James Jamesson replied on Mon, 2011/08/22 - 1:51am

Option 2 is more like it. Google has tried hardware (even it was not the producer) and didnt like it. It is very likely that they are after the patent portfolio. Because Android will really get a knockout if they continue to go out with that only around 500 mobile patents. It is obvious that they will spin off the hardware business of the mobility.

Ronald Miura replied on Mon, 2011/08/22 - 5:21am

Option 3: Google keeps Android open, and uses Motorola to create awesome, innovative products (phones and tablets), targeting the high-end market, leaving the other vendors and the chinese to compete with each other for the low-end (although the chinese are remarkably good in absorbing new technology, and could catch up real quick).

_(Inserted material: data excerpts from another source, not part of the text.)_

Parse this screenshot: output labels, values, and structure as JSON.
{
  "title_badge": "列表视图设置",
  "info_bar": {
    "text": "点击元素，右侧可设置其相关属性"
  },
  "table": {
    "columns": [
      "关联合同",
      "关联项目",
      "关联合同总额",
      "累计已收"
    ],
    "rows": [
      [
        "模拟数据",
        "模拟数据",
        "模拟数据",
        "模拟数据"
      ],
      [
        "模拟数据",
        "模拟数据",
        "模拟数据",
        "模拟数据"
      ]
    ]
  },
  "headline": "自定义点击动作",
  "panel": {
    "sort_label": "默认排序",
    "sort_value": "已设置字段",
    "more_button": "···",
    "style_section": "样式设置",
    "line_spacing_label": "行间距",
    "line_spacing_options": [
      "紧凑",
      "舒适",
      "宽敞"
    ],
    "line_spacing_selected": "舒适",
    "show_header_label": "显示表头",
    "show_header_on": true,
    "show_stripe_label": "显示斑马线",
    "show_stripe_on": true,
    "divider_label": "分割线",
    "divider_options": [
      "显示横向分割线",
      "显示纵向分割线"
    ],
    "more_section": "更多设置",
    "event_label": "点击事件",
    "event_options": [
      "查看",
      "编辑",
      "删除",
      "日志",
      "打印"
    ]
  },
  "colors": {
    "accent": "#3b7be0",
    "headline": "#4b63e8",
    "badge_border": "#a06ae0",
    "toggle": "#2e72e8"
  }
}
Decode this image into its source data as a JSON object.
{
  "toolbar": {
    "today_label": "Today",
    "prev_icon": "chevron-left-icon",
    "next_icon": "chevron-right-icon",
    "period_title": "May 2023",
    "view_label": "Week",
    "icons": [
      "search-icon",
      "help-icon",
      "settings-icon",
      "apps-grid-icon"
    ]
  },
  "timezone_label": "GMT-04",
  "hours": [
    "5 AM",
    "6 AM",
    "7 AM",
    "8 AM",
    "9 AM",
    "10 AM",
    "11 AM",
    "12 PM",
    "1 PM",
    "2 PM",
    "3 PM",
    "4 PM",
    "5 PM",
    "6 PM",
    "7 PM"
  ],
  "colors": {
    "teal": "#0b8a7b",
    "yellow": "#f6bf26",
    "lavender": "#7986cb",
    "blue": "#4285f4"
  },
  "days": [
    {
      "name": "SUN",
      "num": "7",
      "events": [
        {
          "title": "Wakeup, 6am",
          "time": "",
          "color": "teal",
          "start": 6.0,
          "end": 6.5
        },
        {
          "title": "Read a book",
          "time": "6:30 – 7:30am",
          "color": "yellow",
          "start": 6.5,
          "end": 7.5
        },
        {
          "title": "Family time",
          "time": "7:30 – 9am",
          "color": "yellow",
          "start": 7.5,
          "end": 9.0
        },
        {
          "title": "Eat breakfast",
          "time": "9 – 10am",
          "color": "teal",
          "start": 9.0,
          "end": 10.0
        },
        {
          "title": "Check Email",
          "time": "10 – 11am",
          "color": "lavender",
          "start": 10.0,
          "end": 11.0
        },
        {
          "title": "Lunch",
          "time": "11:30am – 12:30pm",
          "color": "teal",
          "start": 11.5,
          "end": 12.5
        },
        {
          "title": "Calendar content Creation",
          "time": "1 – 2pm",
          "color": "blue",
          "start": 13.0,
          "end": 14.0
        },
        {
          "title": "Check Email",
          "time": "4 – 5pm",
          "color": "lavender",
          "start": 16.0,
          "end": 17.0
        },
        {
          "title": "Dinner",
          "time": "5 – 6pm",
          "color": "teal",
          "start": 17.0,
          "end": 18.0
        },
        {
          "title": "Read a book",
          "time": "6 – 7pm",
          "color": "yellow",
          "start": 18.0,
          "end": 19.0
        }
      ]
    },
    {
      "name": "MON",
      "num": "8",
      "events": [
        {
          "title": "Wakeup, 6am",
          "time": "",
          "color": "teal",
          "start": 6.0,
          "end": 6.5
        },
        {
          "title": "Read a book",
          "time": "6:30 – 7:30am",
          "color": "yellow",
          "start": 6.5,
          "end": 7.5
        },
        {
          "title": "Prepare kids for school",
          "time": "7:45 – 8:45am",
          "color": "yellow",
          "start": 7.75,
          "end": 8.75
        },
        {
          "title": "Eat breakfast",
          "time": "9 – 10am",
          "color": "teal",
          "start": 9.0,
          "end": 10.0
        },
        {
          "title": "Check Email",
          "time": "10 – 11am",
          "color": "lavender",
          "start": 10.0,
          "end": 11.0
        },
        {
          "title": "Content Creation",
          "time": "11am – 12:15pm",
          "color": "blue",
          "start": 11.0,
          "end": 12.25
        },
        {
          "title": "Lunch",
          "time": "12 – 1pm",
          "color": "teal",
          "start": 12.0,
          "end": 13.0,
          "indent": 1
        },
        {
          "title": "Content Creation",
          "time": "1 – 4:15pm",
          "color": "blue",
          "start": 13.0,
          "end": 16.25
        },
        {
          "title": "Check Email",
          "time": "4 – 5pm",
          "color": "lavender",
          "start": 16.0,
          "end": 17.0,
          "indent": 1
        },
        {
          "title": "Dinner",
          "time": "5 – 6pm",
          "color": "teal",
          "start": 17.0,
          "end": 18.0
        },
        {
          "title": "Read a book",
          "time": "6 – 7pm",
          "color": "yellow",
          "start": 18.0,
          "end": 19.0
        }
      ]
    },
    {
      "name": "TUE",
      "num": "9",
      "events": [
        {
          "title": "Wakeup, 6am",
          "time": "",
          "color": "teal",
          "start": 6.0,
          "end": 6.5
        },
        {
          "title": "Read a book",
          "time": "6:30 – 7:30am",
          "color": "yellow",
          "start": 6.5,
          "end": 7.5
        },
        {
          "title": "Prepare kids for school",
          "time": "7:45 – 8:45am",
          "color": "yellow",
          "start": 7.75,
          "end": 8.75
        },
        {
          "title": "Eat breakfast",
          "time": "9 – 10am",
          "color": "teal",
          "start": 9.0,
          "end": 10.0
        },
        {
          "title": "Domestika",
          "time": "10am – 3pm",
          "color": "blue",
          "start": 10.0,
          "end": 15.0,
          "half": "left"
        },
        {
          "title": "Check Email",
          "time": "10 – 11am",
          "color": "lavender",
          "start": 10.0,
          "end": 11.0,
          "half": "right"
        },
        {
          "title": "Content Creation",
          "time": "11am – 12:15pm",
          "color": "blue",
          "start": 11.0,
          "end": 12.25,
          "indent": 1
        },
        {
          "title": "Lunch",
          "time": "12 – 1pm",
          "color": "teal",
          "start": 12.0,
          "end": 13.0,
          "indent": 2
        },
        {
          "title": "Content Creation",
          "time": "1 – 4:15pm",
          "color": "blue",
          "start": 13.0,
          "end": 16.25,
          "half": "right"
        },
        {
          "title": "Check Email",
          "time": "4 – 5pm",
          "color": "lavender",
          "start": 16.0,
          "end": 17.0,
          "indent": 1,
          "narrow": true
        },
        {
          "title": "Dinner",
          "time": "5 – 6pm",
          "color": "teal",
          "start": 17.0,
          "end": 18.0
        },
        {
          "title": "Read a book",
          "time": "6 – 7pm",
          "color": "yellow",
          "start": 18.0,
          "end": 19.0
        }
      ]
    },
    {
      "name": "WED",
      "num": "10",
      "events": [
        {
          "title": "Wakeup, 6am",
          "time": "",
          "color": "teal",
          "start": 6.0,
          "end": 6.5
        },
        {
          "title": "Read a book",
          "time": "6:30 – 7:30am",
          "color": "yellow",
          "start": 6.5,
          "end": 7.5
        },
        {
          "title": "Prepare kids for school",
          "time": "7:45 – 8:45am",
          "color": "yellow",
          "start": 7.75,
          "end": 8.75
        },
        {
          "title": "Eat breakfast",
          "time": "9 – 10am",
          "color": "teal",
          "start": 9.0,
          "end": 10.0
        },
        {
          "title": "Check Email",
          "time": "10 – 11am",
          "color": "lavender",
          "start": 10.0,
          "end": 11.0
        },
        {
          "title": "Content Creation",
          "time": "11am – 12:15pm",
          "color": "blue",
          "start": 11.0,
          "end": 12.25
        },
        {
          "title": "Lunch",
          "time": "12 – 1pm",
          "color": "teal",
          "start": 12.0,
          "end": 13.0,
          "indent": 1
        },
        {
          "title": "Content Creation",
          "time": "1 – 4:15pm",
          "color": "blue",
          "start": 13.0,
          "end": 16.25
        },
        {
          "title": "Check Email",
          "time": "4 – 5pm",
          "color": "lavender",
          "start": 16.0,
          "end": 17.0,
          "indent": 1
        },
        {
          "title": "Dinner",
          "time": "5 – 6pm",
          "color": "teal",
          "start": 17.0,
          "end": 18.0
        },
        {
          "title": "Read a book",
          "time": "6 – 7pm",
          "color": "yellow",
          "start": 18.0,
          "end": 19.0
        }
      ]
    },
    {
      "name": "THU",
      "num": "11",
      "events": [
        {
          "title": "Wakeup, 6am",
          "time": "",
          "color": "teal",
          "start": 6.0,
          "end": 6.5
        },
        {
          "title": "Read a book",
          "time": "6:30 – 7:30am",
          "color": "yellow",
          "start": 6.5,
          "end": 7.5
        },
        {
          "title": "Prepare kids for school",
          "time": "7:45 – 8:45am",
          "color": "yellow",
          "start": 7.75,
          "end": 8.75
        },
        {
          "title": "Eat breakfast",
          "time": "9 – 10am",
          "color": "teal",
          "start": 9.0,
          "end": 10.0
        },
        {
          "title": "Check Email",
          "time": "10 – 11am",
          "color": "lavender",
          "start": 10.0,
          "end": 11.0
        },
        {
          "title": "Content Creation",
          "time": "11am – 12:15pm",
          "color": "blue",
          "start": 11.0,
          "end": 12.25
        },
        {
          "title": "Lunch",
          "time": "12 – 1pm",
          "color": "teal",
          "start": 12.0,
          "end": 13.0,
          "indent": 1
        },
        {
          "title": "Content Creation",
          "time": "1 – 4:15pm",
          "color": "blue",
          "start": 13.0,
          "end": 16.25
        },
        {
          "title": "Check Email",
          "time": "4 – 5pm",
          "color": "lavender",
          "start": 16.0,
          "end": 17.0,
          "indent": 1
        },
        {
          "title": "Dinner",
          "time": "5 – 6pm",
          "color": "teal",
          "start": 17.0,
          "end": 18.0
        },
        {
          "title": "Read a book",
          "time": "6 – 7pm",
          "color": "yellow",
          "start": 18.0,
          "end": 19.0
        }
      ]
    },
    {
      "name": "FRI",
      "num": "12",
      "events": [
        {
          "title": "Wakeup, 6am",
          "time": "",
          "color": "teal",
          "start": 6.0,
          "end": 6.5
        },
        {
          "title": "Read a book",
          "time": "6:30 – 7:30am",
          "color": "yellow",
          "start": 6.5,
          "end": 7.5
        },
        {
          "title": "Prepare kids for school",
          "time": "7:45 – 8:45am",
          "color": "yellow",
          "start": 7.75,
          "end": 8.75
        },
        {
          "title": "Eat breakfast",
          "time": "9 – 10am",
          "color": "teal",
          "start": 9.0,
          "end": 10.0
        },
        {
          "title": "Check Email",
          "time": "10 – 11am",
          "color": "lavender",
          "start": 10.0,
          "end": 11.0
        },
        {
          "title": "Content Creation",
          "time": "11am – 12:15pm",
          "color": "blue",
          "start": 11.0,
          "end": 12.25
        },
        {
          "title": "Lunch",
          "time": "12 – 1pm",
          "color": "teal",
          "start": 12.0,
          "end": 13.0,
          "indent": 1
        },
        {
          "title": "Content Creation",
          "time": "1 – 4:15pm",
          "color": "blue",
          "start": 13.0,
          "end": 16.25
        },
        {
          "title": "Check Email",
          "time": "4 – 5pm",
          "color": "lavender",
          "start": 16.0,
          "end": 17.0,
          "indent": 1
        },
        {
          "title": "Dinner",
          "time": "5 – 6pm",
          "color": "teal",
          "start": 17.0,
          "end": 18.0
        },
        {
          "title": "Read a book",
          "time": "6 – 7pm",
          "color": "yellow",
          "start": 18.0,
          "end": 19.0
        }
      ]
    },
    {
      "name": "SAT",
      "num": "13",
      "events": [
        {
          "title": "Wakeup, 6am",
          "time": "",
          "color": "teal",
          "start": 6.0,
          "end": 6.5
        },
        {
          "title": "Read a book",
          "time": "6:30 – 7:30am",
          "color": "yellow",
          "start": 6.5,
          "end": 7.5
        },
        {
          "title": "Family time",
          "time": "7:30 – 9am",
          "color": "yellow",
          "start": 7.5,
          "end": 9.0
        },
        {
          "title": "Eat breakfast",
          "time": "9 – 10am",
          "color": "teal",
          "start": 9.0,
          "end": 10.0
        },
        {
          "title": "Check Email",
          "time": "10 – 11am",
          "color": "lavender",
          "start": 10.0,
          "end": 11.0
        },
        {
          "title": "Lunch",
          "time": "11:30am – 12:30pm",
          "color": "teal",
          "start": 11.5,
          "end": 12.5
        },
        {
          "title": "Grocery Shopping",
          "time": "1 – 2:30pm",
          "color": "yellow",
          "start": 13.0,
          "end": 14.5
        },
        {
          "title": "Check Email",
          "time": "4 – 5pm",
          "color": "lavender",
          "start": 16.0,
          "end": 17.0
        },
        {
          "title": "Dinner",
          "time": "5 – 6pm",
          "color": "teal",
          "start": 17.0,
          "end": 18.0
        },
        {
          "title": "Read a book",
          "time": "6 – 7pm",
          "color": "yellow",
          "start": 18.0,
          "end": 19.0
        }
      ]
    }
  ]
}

Android's business model? Simple. As Jonathan Schwartz said, 'if you don't have adoption, it won't matter what business model you use.', and the single most important feature for Android (as was with Java) adoption is its openness. Obviously, Schwartz couldn't find a successful business model after Java got the adoption it needed, but I think Page is way better then him in this particular point :)

Cloves Almeida replied on Tue, 2011/08/23 - 5:10pm

Sell off to HP. Motorola has a strong brand in mobile market, HP knows hardware but lacks same brand recognition. Google keeps the patents.

Now that HP ditched off webOS, a strong brand in consumer mobile would do them good. Since Apple and MS had the money in cash, Google coulnd't afford any delay.